The turmoil of the late 1960s in this context contributed to the strengthening of various social and civil rights movements and concepts. But it was really about a robust political-economic system correcting itself after failing to accommodate the influx and aspirations of a whole new generation.
That’s why, by the mid-1970s, ‘the revolution’ was over. The system had successfully appropriated and accommodated the new generation by building more educational institutions and then, from the late 1970s onwards, offering more lucrative economic opportunities to young graduates.
In 1990, when the Berlin Wall came down and the Soviet Union collapsed, these were revolutionary events, almost at par with actual revolutions such as the 1917, 1949 and 1958 communist revolutions in Russia, China and Cuba, and the 1979 revolution in Iran. Yet, there are those who claim that the events that led to the fall of communist regimes in Eastern Europe were, again, more about a system correcting itself.
In a May 25, 1987 article for the New York Times, the Czech journalist Jiri Pehe predicted a “major realignment of class power” in the Soviet Union and its satellite communist states in East Europe. Two years before the Berlin Wall came down, Pehe wrote that more and more members at the top of the region’s ruling communist parties were assuming “middle-class values.”

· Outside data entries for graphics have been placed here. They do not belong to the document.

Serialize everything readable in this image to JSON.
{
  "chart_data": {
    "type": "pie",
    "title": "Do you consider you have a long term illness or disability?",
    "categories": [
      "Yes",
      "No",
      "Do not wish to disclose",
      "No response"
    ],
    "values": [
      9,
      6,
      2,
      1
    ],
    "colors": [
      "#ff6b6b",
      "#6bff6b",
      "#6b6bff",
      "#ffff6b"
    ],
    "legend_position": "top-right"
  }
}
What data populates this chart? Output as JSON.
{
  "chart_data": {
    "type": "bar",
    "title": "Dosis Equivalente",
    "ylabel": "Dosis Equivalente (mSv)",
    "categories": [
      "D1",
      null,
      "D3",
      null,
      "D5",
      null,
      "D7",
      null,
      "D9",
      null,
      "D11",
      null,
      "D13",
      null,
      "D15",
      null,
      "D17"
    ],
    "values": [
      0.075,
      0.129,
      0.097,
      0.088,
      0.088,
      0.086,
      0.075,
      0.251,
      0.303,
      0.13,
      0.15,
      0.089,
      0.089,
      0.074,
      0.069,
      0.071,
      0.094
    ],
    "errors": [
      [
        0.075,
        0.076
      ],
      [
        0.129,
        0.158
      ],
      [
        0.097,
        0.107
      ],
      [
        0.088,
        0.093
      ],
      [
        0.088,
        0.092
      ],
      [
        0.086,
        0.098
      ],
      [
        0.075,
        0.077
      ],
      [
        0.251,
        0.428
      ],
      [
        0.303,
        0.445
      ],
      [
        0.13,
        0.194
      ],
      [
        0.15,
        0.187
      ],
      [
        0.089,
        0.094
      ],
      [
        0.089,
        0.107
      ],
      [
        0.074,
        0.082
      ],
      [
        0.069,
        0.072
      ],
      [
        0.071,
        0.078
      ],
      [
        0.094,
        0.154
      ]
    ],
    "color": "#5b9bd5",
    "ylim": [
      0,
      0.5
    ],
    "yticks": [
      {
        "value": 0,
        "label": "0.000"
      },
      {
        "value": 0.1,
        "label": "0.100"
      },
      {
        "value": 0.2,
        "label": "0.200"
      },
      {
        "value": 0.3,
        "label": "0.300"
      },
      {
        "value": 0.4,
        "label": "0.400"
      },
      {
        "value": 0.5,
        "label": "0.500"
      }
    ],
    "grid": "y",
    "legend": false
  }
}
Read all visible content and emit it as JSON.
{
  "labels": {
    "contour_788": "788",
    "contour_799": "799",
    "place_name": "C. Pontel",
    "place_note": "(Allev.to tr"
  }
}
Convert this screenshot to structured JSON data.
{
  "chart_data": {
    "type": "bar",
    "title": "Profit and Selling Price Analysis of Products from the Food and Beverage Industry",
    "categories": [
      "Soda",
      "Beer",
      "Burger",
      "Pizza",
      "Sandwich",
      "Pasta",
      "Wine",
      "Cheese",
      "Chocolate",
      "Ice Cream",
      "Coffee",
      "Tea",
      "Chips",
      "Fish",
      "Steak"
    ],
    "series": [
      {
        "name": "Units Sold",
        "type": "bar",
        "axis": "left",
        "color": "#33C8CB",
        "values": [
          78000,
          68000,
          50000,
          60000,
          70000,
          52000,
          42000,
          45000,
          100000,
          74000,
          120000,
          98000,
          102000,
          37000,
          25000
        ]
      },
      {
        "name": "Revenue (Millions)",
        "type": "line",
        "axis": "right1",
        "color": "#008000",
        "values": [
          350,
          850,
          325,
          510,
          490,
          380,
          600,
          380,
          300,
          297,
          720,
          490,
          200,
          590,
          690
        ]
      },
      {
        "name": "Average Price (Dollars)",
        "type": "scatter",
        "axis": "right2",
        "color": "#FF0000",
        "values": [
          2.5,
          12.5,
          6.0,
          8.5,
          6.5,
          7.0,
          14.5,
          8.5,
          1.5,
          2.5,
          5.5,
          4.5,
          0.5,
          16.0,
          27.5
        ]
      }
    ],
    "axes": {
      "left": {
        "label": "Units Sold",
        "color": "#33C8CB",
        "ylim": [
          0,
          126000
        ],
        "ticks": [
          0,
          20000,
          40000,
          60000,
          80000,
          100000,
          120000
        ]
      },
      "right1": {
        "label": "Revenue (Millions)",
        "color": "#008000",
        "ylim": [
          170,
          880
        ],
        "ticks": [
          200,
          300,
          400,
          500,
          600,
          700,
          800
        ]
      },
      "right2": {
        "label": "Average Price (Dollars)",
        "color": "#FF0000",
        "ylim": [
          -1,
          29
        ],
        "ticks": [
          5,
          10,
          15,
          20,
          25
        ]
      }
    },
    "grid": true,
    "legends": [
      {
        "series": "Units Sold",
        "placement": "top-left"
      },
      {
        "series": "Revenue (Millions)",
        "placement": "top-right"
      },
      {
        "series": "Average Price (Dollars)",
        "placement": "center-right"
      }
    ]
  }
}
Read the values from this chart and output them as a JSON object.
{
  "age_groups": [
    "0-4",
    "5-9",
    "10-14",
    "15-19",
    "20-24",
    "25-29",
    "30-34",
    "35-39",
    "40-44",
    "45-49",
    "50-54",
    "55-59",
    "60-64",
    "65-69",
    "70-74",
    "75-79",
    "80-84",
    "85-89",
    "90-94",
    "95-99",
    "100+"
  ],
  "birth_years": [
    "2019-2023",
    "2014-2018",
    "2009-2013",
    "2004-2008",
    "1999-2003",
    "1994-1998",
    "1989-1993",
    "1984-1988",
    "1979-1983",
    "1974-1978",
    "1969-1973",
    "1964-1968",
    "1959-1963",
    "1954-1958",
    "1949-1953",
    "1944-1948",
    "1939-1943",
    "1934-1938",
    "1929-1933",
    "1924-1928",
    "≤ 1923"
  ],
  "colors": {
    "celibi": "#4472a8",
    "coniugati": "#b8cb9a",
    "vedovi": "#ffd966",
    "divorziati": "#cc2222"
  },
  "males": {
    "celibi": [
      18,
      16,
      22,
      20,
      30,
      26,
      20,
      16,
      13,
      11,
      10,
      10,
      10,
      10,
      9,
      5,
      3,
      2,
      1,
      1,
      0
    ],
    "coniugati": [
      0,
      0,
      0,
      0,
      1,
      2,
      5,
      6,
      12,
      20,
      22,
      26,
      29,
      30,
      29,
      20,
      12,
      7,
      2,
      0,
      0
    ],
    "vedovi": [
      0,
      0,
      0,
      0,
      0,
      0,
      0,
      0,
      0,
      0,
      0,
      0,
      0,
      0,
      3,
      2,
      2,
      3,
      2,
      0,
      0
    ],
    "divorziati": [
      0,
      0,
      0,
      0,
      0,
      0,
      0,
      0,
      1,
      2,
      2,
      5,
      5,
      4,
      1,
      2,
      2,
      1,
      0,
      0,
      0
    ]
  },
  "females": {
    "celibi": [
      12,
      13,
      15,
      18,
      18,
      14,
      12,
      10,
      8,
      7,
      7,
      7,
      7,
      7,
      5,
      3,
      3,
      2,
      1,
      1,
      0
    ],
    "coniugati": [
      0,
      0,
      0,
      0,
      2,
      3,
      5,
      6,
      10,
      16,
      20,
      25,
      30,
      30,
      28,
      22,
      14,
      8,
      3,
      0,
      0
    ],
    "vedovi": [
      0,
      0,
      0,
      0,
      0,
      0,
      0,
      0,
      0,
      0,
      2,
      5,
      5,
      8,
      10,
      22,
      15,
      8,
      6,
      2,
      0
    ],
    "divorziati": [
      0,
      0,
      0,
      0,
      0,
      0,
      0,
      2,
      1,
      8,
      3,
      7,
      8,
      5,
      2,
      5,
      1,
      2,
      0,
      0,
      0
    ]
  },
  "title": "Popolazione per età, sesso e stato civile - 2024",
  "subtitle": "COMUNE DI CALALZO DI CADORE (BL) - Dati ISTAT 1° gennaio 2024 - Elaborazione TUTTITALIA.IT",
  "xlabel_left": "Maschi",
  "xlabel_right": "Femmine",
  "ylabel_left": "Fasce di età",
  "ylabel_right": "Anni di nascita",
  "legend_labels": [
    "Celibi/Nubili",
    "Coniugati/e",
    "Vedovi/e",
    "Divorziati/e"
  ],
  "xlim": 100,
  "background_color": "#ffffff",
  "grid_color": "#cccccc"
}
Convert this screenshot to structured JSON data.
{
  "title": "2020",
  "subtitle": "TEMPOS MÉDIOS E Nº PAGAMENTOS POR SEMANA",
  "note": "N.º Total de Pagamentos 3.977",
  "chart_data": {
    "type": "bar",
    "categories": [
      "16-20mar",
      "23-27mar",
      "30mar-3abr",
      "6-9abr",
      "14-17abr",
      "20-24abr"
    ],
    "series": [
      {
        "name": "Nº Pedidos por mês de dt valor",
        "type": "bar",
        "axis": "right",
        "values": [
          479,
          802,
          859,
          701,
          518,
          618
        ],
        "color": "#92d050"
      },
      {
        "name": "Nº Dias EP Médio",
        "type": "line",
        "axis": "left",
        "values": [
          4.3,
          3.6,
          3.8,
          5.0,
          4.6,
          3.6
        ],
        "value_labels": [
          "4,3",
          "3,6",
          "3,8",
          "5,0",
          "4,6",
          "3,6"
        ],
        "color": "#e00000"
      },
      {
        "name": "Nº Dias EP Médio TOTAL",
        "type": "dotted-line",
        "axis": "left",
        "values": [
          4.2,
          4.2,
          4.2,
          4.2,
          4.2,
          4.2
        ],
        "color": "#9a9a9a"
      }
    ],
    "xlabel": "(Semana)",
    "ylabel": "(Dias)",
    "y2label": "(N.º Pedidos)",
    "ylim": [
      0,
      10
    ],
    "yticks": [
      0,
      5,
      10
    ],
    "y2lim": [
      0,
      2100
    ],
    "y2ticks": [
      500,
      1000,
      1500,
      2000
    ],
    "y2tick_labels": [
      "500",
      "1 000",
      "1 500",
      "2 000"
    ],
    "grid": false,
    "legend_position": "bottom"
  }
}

Many latter-day analysts have even gone to the extent of suggesting that, till the early 1970s, communism actually raised the living standards of thousands of people in communist countries. These lifestyle improvements led to the desire among people to espouse middle-class ideals. So even when communist economics began to crumble, middle-class aspirations and ideals brewing within these societies continued to grow. Thus, as Pehe put it, communist parties too began to embrace middle-class values, as a survival tactic.
So one can suggest, here too it was the system readjusting or re-setting itself. Of course, Western media never stopped calling these as the “democratic revolutions” of the century. They really weren’t, as the rise of illiberal and authoritarian regimes in many former communist regions should suggest.
But the tradition of excitedly describing such readjustments as revolutions (sometimes amping them up by giving them a colour) continues in the Western media.
Starting with the so-called Velvet Revolution (1989) in the erstwhile Czechoslovakia, there was the Rose Revolution (Georgia, 2003), Tulip Revolution (Kyrgyzstan, 2005), the Orange Revolution (Ukraine, 2005), etc. Each one of these was course-correction, not revolution. The 2011 ‘Arab Spring’ in various Middle-Eastern countries too was exactly that — course-correction.
And what is happening today in, say, Hong Kong or Lebanon, may be exciting Western media again, but these are course-corrections as well.
Revolutions are rare. Course-corrections are not, even though many are mistaken and sometimes peddled as revolutions.
The 1960s’ Pakistani activist Lal Khan in The Other Story describes the movement against the Ayub Khan regime as a revolution. It wasn’t for the reasons already discussed. It was course-correction by the system, as was the movement against Z.A. Bhutto in 1977 and the Lawyers’ Movement against Gen Musharraf. And if there is to be a movement against the current regime, that too would be the system correcting itself to adjust to newer realities.